Firstly, after Dante meets Beatrice for the first time, her dressing forces him to fall in love with her in the first sight, mistaking her for an angel with divine and noble characteristics.
Though they hardly speak, it is from this first encounter that makes him write the poem Behold, A Deity Stronger Than I; Who Is Coming, Shall Rule Over Me. One afternoon, they meet along the Florentine streets, when Beatrice greets him. She says, “Love prompted me, that love that makes me talk…” (Lawall 1841). This greeting is enough to make him retreat to his room where he falls asleep, only to experience a dream that becomes the subject of one of his greatest romantic poems-The New Life.
Next, he frequently tours parts of Florence, his home city, looking for just a glimpse of Beatrice. His words, “You with your words have so disposed my heart, into longing for this journey…” (Lawall 1842) induces nervousness. These shows how much influence Beatrice words have on his decisions.
They are so powerful, that he has to pay her visits. His efforts to privatize his thoughts about Beatrice force him to compose poetry to a woman, to use her as a “screen for the truth.” Her influence is far from a straightforward inspiration, Dante makes her a character in his greatest works.
The book, The New Life, is almost full of poems of his praises to her. The Divine Comedy book shows how much she has influenced his spiritual life. She is the one who directs him to heaven For instance, “You are my guide, my governor, my master” (Lawall 1842). Owing to the fact that their relationship has no contact, their personal terms conversations is just Dante’s imaginations. The Beatrice on study is his mind’s creations. He calls her “The glorious lady of my mind.”
Additionally, truth and beauty seem inseparable. Through an animation, Beatrice goes to the purgatory for Dante where he greets her. His journey from the purgatory, through inferno to paradise parallels a change of his relationship to Beatrice. In his journey with Virgil through the inferno, he depicts Beatrice as his only reassurance.
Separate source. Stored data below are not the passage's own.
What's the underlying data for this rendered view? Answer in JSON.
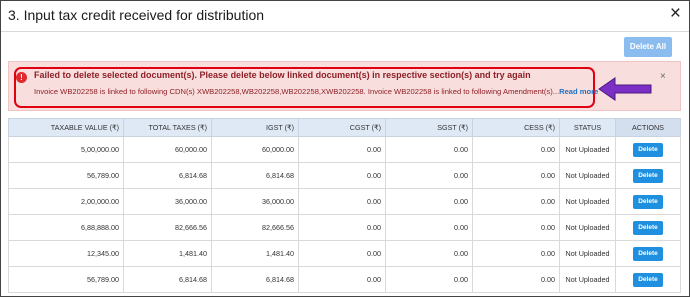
{
  "modal": {
    "title": "3. Input tax credit received for distribution",
    "close": "×"
  },
  "toolbar": {
    "delete_all": "Delete All"
  },
  "alert": {
    "icon": "!",
    "title": "Failed to delete selected document(s). Please delete below linked document(s) in respective section(s) and try again",
    "message": "Invoice WB202258 is linked to following CDN(s) XWB202258,WB202258,WB202258,XWB202258. Invoice WB202258 is linked to following Amendment(s)...",
    "read_more": "Read more",
    "dismiss": "×"
  },
  "colors": {
    "alert_bg": "#f9dede",
    "alert_text": "#8e2026",
    "highlight_border": "#e00012",
    "arrow": "#7b2fc4",
    "primary_button": "#1f8fe0"
  },
  "table": {
    "headers": [
      "TAXABLE VALUE (₹)",
      "TOTAL TAXES (₹)",
      "IGST (₹)",
      "CGST (₹)",
      "SGST (₹)",
      "CESS (₹)",
      "STATUS",
      "ACTIONS"
    ],
    "rows": [
      [
        "5,00,000.00",
        "60,000.00",
        "60,000.00",
        "0.00",
        "0.00",
        "0.00",
        "Not Uploaded",
        "Delete"
      ],
      [
        "56,789.00",
        "6,814.68",
        "6,814.68",
        "0.00",
        "0.00",
        "0.00",
        "Not Uploaded",
        "Delete"
      ],
      [
        "2,00,000.00",
        "36,000.00",
        "36,000.00",
        "0.00",
        "0.00",
        "0.00",
        "Not Uploaded",
        "Delete"
      ],
      [
        "6,88,888.00",
        "82,666.56",
        "82,666.56",
        "0.00",
        "0.00",
        "0.00",
        "Not Uploaded",
        "Delete"
      ],
      [
        "12,345.00",
        "1,481.40",
        "1,481.40",
        "0.00",
        "0.00",
        "0.00",
        "Not Uploaded",
        "Delete"
      ],
      [
        "56,789.00",
        "6,814.68",
        "6,814.68",
        "0.00",
        "0.00",
        "0.00",
        "Not Uploaded",
        "Delete"
      ]
    ]
  }
}
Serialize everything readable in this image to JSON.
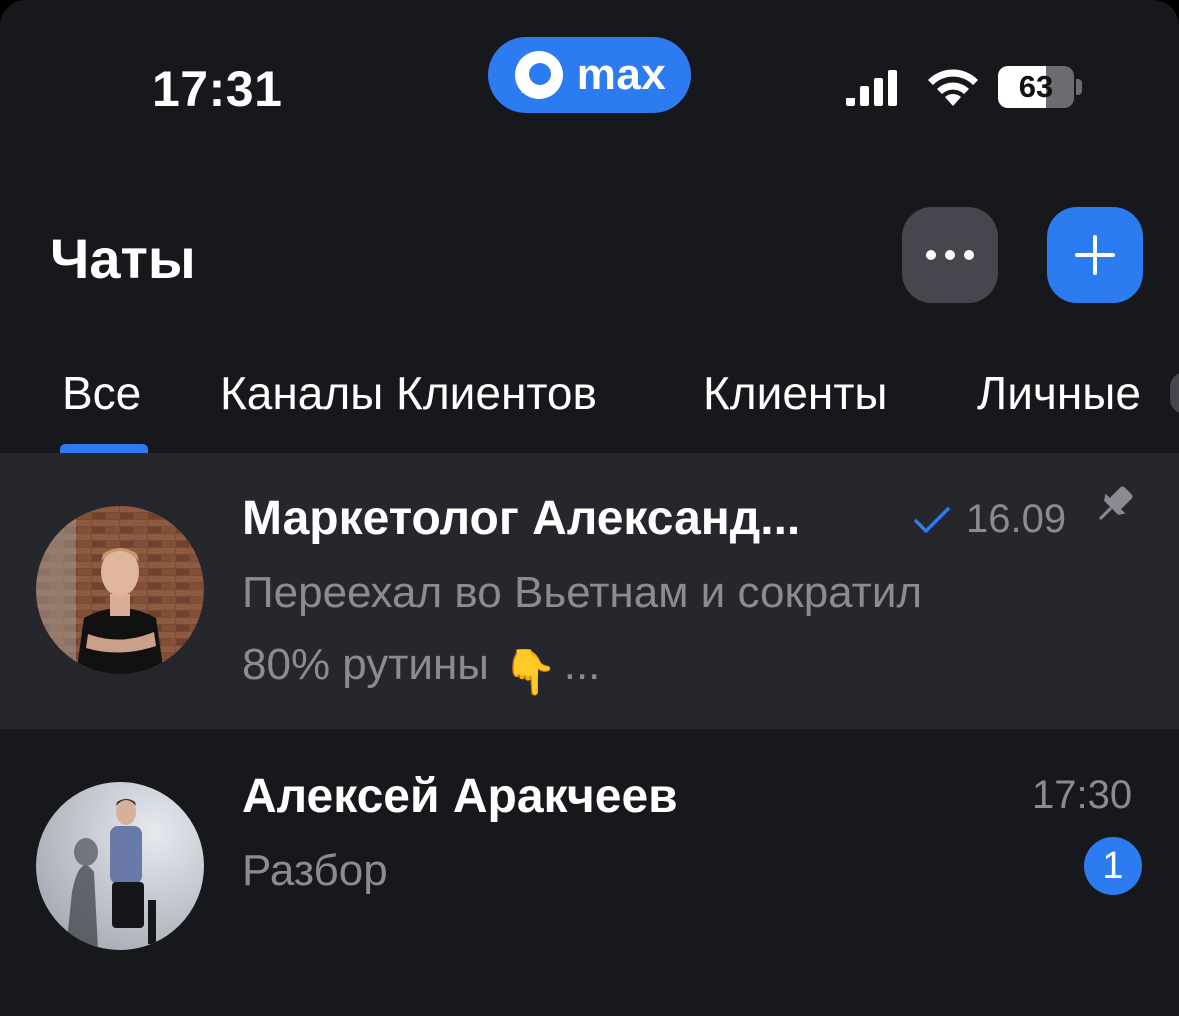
{
  "status_bar": {
    "time": "17:31",
    "app_pill_text": "max",
    "battery_percent": "63",
    "battery_level": 0.63
  },
  "header": {
    "title": "Чаты",
    "more_icon": "ellipsis-icon",
    "add_icon": "plus-icon"
  },
  "tabs": [
    {
      "label": "Все",
      "active": true
    },
    {
      "label": "Каналы Клиентов",
      "active": false
    },
    {
      "label": "Клиенты",
      "active": false
    },
    {
      "label": "Личные",
      "active": false
    }
  ],
  "chats": [
    {
      "name": "Маркетолог Александ...",
      "time": "16.09",
      "read_check": true,
      "pinned": true,
      "preview_line1": "Переехал во Вьетнам и сократил",
      "preview_line2": "80% рутины",
      "preview_emoji": "👇",
      "preview_ellipsis": "..."
    },
    {
      "name": "Алексей Аракчеев",
      "time": "17:30",
      "preview": "Разбор",
      "unread_count": "1"
    }
  ],
  "colors": {
    "accent": "#2d7bf0",
    "background": "#17181c",
    "pinned_row": "#26272d",
    "muted_text": "#8b8c93"
  }
}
She says, “When I had risen from flesh to spirit and beauty and virtue and increased in me I was less dear to him and less welcome and he bent his steps in a way not true…” (Lawall 1843). Beatrice here asserts the fact that she is different from all the women Dante has met and for him to love any other, is unholy.
In conclusion, the author influences men’s imaginations, touching their hearts so that they can turn to righteousness. To the author, this truth reveals the divine wisdom. Being a poet with divine commission, he wants to familiarise men with this revelation. From his experience of a man on earth, this design is practicable.
Though Dante cannot be explained beyond this earthly plain, from the love that cropped from the sight of a beautiful girl, he has produced great works of poetry earning him the title “Father of Italian Literature.” As a lesson, the readers should be worthy of these heavenly gifts when they bestow their hearts on those they love.
Lawall, Sarah. (Ed.) “The Norton Anthology of World Literature, Vol. A: Beginnings to A.D. 100, 2nd Edition, 2003.